Continually rising statistics do little to help us understand the horrifying pain of human loss.  

 

In the fall of 2007, three days past his 28th birthday my son Ian stopped by my office to say he was off for the day to Chicago. We stood outside in the sun saying goodbye and he was radiant and happy and the weather was fine. He pointed at his cycle and said, “Ain’t she beautiful, Mama – old Greased Lightning! It’s only a hundred miles – I’ll be back in the morning!” 

He threw his arms around me, "I love you, Mama! See ya tomorrow!" and off he roared out of my life. You can never know the moment when someone beautiful, bright, funny, loyal, addicted yet so full of promise will tell you that they love you and fall away like leaves in autumn.

 

What will it take for us to realize that the same funding dollars used to arrest, prosecute and imprison drug usage could be spent to help rather than punish people. Think of the lives that could be saved if we chose to fund harm reduction programs and to make the overdose antidote naloxone readily available. A dose of naloxone that costs approximately $10 could have saved my son.

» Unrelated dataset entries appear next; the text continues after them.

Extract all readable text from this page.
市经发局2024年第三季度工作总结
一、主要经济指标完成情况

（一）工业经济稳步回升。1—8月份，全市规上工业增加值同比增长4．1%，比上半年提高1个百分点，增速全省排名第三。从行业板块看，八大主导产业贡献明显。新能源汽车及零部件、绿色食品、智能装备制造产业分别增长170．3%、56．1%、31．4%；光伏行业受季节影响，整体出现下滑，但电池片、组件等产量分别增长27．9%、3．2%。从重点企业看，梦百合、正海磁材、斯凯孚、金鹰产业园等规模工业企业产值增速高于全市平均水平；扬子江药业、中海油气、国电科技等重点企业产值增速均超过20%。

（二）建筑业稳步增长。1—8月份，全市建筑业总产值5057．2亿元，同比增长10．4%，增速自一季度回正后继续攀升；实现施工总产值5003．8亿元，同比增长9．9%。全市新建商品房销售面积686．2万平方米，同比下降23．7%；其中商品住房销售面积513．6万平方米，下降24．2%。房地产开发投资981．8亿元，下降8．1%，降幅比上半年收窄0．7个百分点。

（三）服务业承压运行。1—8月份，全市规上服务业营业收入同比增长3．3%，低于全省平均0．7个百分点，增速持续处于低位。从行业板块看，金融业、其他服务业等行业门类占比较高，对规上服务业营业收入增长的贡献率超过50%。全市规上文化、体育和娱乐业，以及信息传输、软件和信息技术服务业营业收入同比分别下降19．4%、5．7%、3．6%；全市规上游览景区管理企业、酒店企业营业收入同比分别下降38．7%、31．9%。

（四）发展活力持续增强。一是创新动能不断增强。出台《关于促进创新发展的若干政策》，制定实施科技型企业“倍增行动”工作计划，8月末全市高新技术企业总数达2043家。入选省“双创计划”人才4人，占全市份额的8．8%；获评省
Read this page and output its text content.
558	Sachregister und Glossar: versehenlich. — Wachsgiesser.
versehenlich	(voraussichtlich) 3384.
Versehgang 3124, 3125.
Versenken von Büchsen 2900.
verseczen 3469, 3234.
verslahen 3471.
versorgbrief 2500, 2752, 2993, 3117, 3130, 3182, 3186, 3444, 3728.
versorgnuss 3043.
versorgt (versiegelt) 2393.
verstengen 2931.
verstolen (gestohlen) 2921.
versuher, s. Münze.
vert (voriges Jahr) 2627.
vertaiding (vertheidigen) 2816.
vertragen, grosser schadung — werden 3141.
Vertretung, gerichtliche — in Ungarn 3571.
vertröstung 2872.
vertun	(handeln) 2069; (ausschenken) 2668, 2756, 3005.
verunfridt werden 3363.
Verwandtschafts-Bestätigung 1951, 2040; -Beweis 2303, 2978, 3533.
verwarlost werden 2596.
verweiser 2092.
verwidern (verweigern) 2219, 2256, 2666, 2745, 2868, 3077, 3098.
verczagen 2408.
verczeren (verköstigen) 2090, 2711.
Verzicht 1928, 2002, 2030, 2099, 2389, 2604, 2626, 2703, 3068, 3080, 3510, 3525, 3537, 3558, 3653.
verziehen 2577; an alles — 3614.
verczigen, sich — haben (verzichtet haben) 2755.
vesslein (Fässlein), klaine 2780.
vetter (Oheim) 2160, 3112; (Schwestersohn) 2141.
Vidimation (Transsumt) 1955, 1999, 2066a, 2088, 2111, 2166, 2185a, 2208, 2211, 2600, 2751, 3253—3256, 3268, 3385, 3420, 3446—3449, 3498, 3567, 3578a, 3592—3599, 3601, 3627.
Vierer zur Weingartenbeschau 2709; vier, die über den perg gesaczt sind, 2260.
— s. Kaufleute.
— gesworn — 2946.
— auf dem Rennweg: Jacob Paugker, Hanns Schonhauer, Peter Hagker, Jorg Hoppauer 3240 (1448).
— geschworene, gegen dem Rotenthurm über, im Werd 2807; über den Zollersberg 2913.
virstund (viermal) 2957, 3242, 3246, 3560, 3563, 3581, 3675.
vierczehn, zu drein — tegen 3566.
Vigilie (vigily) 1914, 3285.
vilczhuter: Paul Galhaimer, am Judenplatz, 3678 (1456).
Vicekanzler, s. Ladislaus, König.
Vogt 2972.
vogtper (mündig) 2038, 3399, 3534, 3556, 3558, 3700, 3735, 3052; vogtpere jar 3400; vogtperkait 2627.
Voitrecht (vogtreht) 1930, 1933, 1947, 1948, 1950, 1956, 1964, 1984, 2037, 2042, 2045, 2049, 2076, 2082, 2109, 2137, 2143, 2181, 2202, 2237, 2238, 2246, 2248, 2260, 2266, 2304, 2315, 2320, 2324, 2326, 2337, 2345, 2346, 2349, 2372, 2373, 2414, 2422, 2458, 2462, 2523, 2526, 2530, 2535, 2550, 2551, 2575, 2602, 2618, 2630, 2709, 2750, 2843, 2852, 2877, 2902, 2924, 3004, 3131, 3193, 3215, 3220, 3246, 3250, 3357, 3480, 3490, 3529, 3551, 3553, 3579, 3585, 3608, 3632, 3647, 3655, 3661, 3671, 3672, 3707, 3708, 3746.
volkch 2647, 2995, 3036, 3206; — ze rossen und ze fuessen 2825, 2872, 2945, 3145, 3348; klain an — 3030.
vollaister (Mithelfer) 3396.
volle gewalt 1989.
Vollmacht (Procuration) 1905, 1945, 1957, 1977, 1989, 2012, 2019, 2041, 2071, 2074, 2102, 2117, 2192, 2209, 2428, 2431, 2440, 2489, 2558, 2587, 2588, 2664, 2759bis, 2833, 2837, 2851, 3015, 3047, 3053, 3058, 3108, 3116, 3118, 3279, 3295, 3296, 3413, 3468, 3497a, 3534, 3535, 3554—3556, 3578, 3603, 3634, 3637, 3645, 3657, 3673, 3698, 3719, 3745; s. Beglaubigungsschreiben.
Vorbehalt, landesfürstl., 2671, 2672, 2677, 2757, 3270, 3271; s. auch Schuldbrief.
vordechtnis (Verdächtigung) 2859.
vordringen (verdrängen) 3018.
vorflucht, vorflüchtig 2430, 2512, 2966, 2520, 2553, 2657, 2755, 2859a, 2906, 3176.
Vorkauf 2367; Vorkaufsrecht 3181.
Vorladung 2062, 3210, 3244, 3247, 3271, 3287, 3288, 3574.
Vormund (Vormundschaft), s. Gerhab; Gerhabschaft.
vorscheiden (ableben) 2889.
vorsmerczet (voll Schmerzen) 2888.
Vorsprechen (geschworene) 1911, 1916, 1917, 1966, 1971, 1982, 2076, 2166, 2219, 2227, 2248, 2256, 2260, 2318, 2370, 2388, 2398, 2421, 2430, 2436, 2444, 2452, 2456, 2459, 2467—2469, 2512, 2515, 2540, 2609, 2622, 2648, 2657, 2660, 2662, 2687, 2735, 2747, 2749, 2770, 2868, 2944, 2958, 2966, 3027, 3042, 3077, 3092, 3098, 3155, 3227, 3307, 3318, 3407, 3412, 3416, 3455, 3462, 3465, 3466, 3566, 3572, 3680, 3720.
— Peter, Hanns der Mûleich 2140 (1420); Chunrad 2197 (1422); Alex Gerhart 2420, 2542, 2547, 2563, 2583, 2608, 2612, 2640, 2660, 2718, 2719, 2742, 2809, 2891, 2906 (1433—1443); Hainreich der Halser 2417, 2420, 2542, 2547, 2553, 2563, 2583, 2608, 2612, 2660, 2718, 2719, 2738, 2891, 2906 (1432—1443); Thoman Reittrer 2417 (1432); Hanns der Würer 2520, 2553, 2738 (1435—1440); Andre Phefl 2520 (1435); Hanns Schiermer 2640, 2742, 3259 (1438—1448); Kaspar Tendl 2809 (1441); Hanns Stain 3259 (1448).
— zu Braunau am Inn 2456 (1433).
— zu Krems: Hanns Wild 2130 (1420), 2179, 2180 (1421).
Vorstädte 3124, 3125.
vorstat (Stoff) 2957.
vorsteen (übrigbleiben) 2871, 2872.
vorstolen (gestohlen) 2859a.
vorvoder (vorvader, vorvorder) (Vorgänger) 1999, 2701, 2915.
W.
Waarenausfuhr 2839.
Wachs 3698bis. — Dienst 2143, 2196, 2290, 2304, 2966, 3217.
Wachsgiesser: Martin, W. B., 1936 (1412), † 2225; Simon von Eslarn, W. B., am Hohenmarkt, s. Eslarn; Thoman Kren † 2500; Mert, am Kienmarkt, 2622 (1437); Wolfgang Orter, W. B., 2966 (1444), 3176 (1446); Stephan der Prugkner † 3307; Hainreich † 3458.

Consider what common sense and good policy it is to pass Good Samaritan 911 laws that allow people to report an overdose without fearing arrest. It is a mystery why a society would rather make a drug bust than let a person with drugs call 911 to save a life. We are taught that nothing is as powerful as a good education – and I believe that – and yet we neglect to educate young people with a realistic drug education curriculum.   And, finally, we make noise about drug treatment programs and then do not support our elected representatives to pass legislation that provides adequate funding.

 

Part of the reason International Overdose Awareness Day was instituted was to give families like mine the opportunity to mourn without the shame and stigma that surrounds an overdose death. There are so many people working so hard to destroy the horrible stigma that attached itself to my son: groups like the Drug Policy Alliance, Harm Reduction Coalition and others, groups that will remember my son as a lovely and complex individual, not simply a walking cliché, not "just a junkie."

We are also reminded to value all people, including those who are mired in the complexity of addiction, and to stimulate conversation about drug policies and overdose prevention. There is no measuring the cost of drug overdose deaths – though you can imagine the cost if you watch the faces of those who have gotten the knock on the door that changes every cell in their body into “before” and “after.” Watch the eyes of those who walk through their days with a hurt so deep and a loss so profound nothing can touch it – a weight they will bear the rest of their lives.

For me it is the daily fact that Ian, who could light up a room, whose infectious laughter I loved, who was so talented, smart and observant, is simply gone. Ian, who was lost in a dark place but struggled so damned hard; who knew the streets but would come home and sleep with a teddy bear – a man who was a study in contradictions. He was amazing. He was supposed to come back to me the next day.